Recuerdo con exactitud cuál fue la palabra mágica para que alguien como yo, tan difícil de ceder, tan difícil de dejarse llevar, de mostrarse vulnerable y aceptar un consuelo, se entregara y, por primera vez, creyera que todo iba a estar bien.

- ¿Sos consciente de que estás mal, de que estás sufriendo? - , me dijo, sin rodeos, después de escucharme hablar por un rato y de mirarme llorar otro tanto.

- Sí - , le contesté, sabiéndome consciente de todo, aunque quizá no tuviera muy claro todavía de qué.

Hizo una pausa, tal vez también una sonrisa, y agregó:

- Bueno, entonces ya tenemos algo a nuestro favor.

Escuché "nuestro" y de pronto me pareció sentir que el problema no era sólo mío. Que había alguien más que estaba dispuesto a abrazarlo conmigo. A abrazarlo hasta asfixiarlo, hasta que no tuviera más razón de ser. Escuché "nuestro" y ahí, sin dudarlo, sentada en el piso de un baño con la cabeza apoyada sobre las manos, supe que no estaba sola.

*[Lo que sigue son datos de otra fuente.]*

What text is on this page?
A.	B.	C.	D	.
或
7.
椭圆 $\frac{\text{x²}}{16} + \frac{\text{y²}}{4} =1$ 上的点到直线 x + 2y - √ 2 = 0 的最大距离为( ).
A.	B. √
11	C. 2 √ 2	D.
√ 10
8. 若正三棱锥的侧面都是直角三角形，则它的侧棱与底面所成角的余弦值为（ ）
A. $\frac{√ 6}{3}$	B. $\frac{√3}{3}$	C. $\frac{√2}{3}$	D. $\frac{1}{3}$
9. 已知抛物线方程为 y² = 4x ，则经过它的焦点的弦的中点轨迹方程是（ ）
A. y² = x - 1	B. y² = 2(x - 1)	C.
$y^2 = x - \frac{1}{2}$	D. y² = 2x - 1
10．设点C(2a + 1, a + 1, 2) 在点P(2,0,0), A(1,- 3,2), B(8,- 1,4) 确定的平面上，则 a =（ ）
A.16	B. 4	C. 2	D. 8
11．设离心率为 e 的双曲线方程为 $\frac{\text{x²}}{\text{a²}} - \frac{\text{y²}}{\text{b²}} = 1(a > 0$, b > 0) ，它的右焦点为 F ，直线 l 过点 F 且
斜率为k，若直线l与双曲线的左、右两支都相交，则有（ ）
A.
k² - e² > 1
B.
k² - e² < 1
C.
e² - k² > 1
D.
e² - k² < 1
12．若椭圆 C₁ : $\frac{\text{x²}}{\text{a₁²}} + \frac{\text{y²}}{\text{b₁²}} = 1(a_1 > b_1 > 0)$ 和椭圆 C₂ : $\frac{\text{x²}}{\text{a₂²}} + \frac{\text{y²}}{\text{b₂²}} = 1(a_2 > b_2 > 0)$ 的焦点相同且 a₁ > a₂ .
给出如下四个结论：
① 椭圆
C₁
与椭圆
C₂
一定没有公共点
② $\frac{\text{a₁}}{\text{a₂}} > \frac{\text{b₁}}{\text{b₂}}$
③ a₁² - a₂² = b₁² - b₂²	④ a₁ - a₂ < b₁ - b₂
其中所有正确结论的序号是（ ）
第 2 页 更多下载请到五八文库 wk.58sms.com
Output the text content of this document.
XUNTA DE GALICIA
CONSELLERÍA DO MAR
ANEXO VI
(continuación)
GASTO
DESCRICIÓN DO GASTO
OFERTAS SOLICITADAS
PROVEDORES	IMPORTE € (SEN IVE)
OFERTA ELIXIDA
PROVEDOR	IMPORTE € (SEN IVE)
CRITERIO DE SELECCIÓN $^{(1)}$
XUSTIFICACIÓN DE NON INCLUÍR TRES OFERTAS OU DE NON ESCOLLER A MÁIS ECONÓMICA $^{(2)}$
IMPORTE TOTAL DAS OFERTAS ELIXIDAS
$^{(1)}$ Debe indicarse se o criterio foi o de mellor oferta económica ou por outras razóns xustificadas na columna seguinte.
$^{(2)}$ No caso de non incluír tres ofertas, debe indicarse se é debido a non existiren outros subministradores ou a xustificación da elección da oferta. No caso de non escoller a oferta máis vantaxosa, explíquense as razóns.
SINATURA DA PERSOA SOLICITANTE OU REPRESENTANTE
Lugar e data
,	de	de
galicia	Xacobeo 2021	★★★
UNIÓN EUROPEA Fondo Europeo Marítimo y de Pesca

Hoy, después de muchos días de sentir esa angustia casi permanente y de esas inminentes -y tan inoportunas- ganas de llorar, me di cuenta de que lo que necesito es un nuestro. Un nuestro que implique un nosotros, un dos que sea uno solo, un llanto compartido, una mano tendida con sinceridad, dispuesta a ofrecerme la otra si es necesario.

Pero sé que conseguir un "nuestro" es mucho más difícil que todo lo que he estado pidiendo inútil y erróneamente en estos días. Más difícil que obtener comprensión, más difícil que encontrarse con una misma, más difícil que conseguir que te dejen en paz, más difícil que esperar a que vengan tiempos mejores.

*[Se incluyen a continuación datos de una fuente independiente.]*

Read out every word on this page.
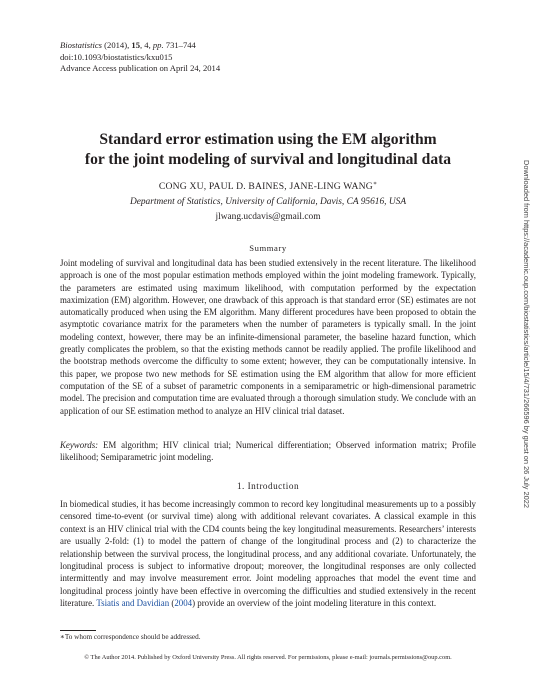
Biostatistics (2014), 15, 4, pp. 731–744
doi:10.1093/biostatistics/kxu015
Advance Access publication on April 24, 2014
Standard error estimation using the EM algorithm
for the joint modeling of survival and longitudinal data
CONG XU, PAUL D. BAINES, JANE-LING WANG∗
Department of Statistics, University of California, Davis, CA 95616, USA
jlwang.ucdavis@gmail.com
Summary
Joint modeling of survival and longitudinal data has been studied extensively in the recent literature. The likelihood approach is one of the most popular estimation methods employed within the joint modeling framework. Typically, the parameters are estimated using maximum likelihood, with computation performed by the expectation maximization (EM) algorithm. However, one drawback of this approach is that standard error (SE) estimates are not automatically produced when using the EM algorithm. Many different procedures have been proposed to obtain the asymptotic covariance matrix for the parameters when the number of parameters is typically small. In the joint modeling context, however, there may be an infinite-dimensional parameter, the baseline hazard function, which greatly complicates the problem, so that the existing methods cannot be readily applied. The profile likelihood and the bootstrap methods overcome the difficulty to some extent; however, they can be computationally intensive. In this paper, we propose two new methods for SE estimation using the EM algorithm that allow for more efficient computation of the SE of a subset of parametric components in a semiparametric or high-dimensional parametric model. The precision and computation time are evaluated through a thorough simulation study. We conclude with an application of our SE estimation method to analyze an HIV clinical trial dataset.
Keywords: EM algorithm; HIV clinical trial; Numerical differentiation; Observed information matrix; Profile likelihood; Semiparametric joint modeling.
1. Introduction
In biomedical studies, it has become increasingly common to record key longitudinal measurements up to a possibly censored time-to-event (or survival time) along with additional relevant covariates. A classical example in this context is an HIV clinical trial with the CD4 counts being the key longitudinal measurements. Researchers’ interests are usually 2-fold: (1) to model the pattern of change of the longitudinal process and (2) to characterize the relationship between the survival process, the longitudinal process, and any additional covariate. Unfortunately, the longitudinal process is subject to informative dropout; moreover, the longitudinal responses are only collected intermittently and may involve measurement error. Joint modeling approaches that model the event time and longitudinal process jointly have been effective in overcoming the difficulties and studied extensively in the recent literature. Tsiatis and Davidian (2004) provide an overview of the joint modeling literature in this context.
∗To whom correspondence should be addressed.
© The Author 2014. Published by Oxford University Press. All rights reserved. For permissions, please e-mail: journals.permissions@oup.com.
Downloaded from https://academic.oup.com/biostatistics/article/15/4/731/266596 by guest on 26 July 2022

Porque el que habla de tus problemas personales haciendo uso del plural, el que de corazón sustituye un "tu" por un "nuestro", lo hace aun sin comprender, lo hace incluso si estás perdida, lo hace aunque sea en el medio de un caos en el que no se avecinan tiempos mejores a kilómetros de distancia.

Necesito un "nuestro". Y cómo me gustaría que me lo dijeras vos.

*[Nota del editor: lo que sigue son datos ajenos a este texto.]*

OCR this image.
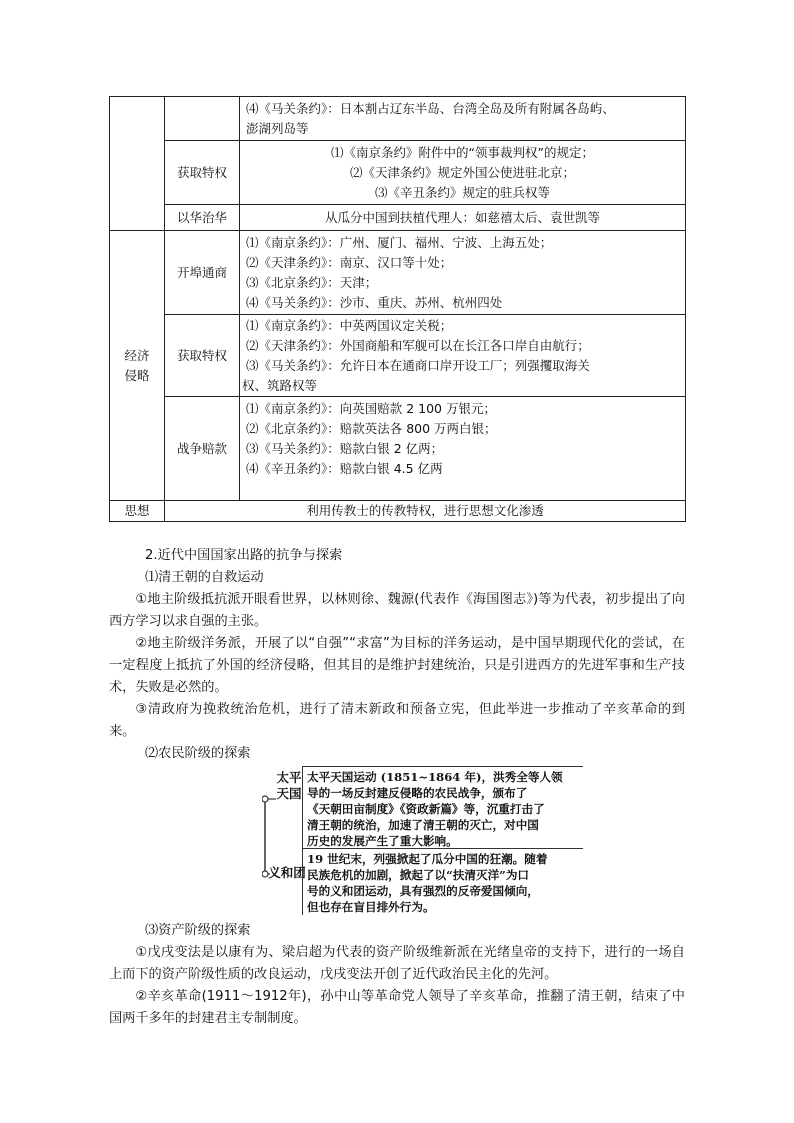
		⑷《马关条约》：日本割占辽东半岛、台湾全岛及所有附属各岛屿、
澎湖列岛等

	获取特权	⑴《南京条约》附件中的“领事裁判权”的规定；
⑵《天津条约》规定外国公使进驻北京；
⑶《辛丑条约》规定的驻兵权等

	以华治华	从瓜分中国到扶植代理人：如慈禧太后、袁世凯等

经济
侵略	开埠通商	⑴《南京条约》：广州、厦门、福州、宁波、上海五处；
⑵《天津条约》：南京、汉口等十处；
⑶《北京条约》：天津；
⑷《马关条约》：沙市、重庆、苏州、杭州四处

	获取特权	⑴《南京条约》：中英两国议定关税；
⑵《天津条约》：外国商船和军舰可以在长江各口岸自由航行；
⑶《马关条约》：允许日本在通商口岸开设工厂；列强攫取海关
权、筑路权等

	战争赔款	⑴《南京条约》：向英国赔款 2 100 万银元；
⑵《北京条约》：赔款英法各 800 万两白银；
⑶《马关条约》：赔款白银 2 亿两；
⑷《辛丑条约》：赔款白银 4.5 亿两

思想	利用传教士的传教特权，进行思想文化渗透	

2.近代中国国家出路的抗争与探索

⑴清王朝的自救运动

①地主阶级抵抗派开眼看世界，以林则徐、魏源(代表作《海国图志》)等为代表，初步提出了向西方学习以求自强的主张。

②地主阶级洋务派，开展了以“自强”“求富”为目标的洋务运动，是中国早期现代化的尝试，在一定程度上抵抗了外国的经济侵略，但其目的是维护封建统治，只是引进西方的先进军事和生产技术，失败是必然的。

③清政府为挽救统治危机，进行了清末新政和预备立宪，但此举进一步推动了辛亥革命的到来。

⑵农民阶级的探索

太平
天国
太平天国运动 (1851~1864 年)，洪秀全等人领
导的一场反封建反侵略的农民战争，颁布了
《天朝田亩制度》《资政新篇》等，沉重打击了
清王朝的统治，加速了清王朝的灭亡，对中国
历史的发展产生了重大影响。
义和团
19 世纪末，列强掀起了瓜分中国的狂潮。随着
民族危机的加剧，掀起了以“扶清灭洋”为口
号的义和团运动，具有强烈的反帝爱国倾向，
但也存在盲目排外行为。

⑶资产阶级的探索

①戊戌变法是以康有为、梁启超为代表的资产阶级维新派在光绪皇帝的支持下，进行的一场自上而下的资产阶级性质的改良运动，戊戌变法开创了近代政治民主化的先河。

②辛亥革命(1911～1912年)，孙中山等革命党人领导了辛亥革命，推翻了清王朝，结束了中国两千多年的封建君主专制制度。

martes, 14 de julio de 2009

Bienvenida


Desde que tengo uso de razón, todo lo que vivo, todo lo que siento, pienso, sufro o río, lo escribo. Pero no en el común acto de escribir, de enfrentarse a una hoja en blanco y volcar cada una de las palabras, sino que escribo mentalmente, en mi cabeza, en el momento mismo en el que vivo lo que estoy escribiendo. Pienso, por ejemplo, qué palabra sería la más adecuada para expresar ese vacío que siento adentro, ahora, cuando caigo en la cuenta -otra vez- de que ella ya no está. U ordeno las ideas rebeldes y agolpadas que se cruzan por mi cabeza cuando el aire me da sobre la cara, cuando siento el frío, cierro los ojos y creo que soy capaz de lograrlo todo mientras el viento esté de mi lado.

Voy en el ómnibus en un día gris y lo que es capaz de iluminar mi día es pensar qué adjetivos usaría para describir a la señora de rostro triste que tengo en frente, o cómo definiría la particular manera de sonreír del chofer, o desde qué punto de vista contaría la historia de los novios que se están peleando en el asiento de atrás y que, sin darse cuenta, me están dejando ser partícipe de sus vidas.

Hoy o, más bien, a partir de ahora, tengo ganas de enfrentarme a la hoja en blanco. De pasar esas palabras acumuladas en vaya a saber qué rincón de mi mente a un espacio en donde una palabra adquiera sentido con la otra, en donde los textos tomen forma y los personajes cobren vida.

Desde que tengo uso de razón, escribo todo lo que vivo, todo lo que siento, sufro o río. Es hora de cruzar el abismo. De enfrentarme al peor de mis miedos y a la única razón por la cual no he sido capaz de plasmar en un papel tantas palabras e ideas. Al miedo de quedarme vacía.